Fresh off Republican delegates voting to renominate Trump to lead their presidential ticket in Charlotte, North Carolina, on Monday, Ward gave an impassioned defense of Trump in an interview with the Washington Examiner.
“He makes promises that he keeps, that he’s not a typical politician who tells you one thing on the campaign trail and stab you in the back from the political office,” Ward said of the president, making an implied dig at politicians such as Flake.
Ward, a former Arizona state senator and family practice doctor, announced in 2016 that she would try to defeat Flake in the Republican Senate primary after failing to win a primary challenge against Sen. John McCain that year.
She led Flake by double digits in early primary polls and took credit for pushing him to decline to seek another term in 2018, though Ward eventually lost that primary to now-Sen. Martha McSally.
McSally lost the 2018 general election to Democratic Sen. Kyrsten Sinema, who was appointed to the late McCain’s vacant seat and now faces a tough 2020 reelection bid against Democrat Mark Kelly. But despite McSally having a war chest half the size of Kelly’s, as of July 15, Ward is projecting confidence about that race.
“Sen. McSally is on the road every single day, working hard, meeting with constituents, and she is going to stay in the United States Senate, without a doubt,” Ward said.
Ward railed against the Democratic agenda and presentation of the party in last week’s virtual convention.
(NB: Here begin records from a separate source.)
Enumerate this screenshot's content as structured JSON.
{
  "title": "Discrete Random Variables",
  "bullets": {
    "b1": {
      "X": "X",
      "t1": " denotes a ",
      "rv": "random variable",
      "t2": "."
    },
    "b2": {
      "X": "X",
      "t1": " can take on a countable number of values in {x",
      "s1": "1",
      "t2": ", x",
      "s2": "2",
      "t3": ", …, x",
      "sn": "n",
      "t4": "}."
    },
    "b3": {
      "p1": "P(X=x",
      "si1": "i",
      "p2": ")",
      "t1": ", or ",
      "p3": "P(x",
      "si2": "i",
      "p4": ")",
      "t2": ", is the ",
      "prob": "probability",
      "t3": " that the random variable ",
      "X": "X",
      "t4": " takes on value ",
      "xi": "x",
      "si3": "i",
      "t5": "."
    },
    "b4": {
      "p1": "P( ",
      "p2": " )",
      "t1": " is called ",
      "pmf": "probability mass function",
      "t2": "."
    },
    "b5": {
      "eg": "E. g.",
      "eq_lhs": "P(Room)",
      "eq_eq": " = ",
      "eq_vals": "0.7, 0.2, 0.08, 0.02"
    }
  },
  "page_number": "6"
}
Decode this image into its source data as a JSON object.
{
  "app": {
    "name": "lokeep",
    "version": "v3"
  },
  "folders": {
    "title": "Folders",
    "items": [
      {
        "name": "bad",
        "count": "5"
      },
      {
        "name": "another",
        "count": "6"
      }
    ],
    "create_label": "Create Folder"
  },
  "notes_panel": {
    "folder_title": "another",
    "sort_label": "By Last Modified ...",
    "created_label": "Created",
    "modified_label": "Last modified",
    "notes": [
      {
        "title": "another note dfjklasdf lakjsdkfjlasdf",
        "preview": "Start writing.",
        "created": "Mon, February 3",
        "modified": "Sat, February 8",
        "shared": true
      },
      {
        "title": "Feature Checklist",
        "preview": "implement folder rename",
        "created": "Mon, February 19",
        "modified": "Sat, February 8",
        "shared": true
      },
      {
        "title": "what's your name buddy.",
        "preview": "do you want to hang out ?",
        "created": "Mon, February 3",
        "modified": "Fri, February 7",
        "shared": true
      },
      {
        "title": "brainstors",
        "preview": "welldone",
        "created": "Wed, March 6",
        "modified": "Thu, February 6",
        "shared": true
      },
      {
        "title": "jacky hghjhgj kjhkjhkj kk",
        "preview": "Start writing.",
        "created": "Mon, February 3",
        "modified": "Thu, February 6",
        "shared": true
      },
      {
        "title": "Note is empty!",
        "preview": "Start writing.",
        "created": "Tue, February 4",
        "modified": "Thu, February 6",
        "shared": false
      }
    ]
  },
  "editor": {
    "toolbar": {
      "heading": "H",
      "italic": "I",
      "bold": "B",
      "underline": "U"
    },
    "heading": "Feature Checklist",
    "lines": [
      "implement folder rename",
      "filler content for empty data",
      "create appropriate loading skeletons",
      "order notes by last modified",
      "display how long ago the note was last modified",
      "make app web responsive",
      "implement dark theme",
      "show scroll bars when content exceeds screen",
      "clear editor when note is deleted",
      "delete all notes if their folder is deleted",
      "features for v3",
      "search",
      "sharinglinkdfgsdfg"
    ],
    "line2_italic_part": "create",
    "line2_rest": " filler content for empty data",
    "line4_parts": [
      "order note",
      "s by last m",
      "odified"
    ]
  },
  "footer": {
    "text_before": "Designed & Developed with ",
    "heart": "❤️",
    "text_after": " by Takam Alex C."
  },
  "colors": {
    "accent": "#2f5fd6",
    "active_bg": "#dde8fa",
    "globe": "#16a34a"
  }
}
“They didn’t talk about their efforts to dismantle the police and weed out the atrocities that are happening in places like Portland and Seattle, Minneapolis, Chicago, New York, across the board and these Democrat-run, you know, hellholes that they have become,” she said. “They haven’t been too shy about saying, ‘Yes, we’re going to give so-called free healthcare to every person who comes here illegally.’ But they don’t stress the fact that American taxpayers will actually [be] footing the bill for that.”
Arizona is a top target for the Biden campaign, too. Campaign manager Jen O’Malley Dillon has said that she is “bullish” about the Democratic presidential nominee’s chances of winning the state.
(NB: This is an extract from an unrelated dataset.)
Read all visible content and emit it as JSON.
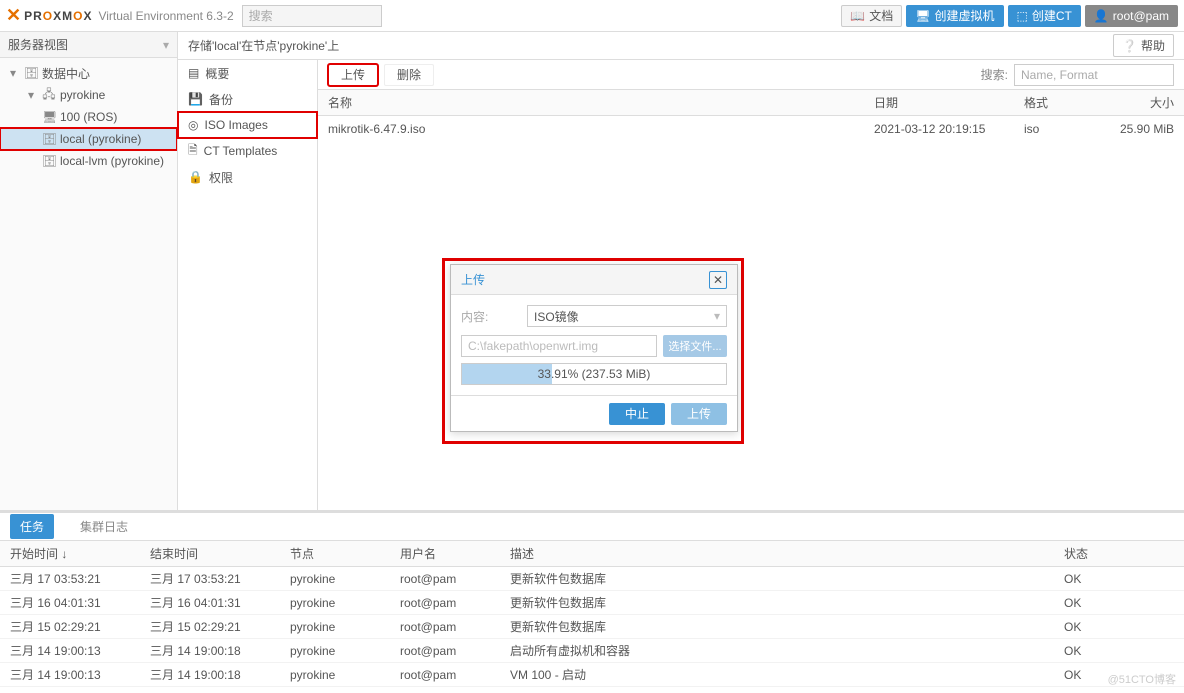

Recent polls show that the presidential race is very close, with the RealClearPolitics average of Arizona polls showing Biden with a 2-point edge on Trump.
Ward said that the biggest challenge for Trump, though, does not come from the Democrats. Rather, it is “the lies from the media and the Big Tech censorship of Republicans and conservatives across the board.”
“He’s got the momentum, he’s got the enthusiasm. He not only has the base, but he also has a whole new crowd of people that will be voting Republican because of the leadership he’s shown,” Ward said of Trump.
The state party says it’s on pace to reach 4 million voter contacts this week, and Ward said that it has dozens of staff members on the ground and is working to train volunteer poll watchers or poll workers.
“We’ve got new Latino voters, new black voters, new Asian American voters, new women voters, new suburban moms. They are flocking to Donald Trump,” Ward said. “They see what these Democrats have done to cities and suburbs, and even some rural areas across our country, and they don’t want that.”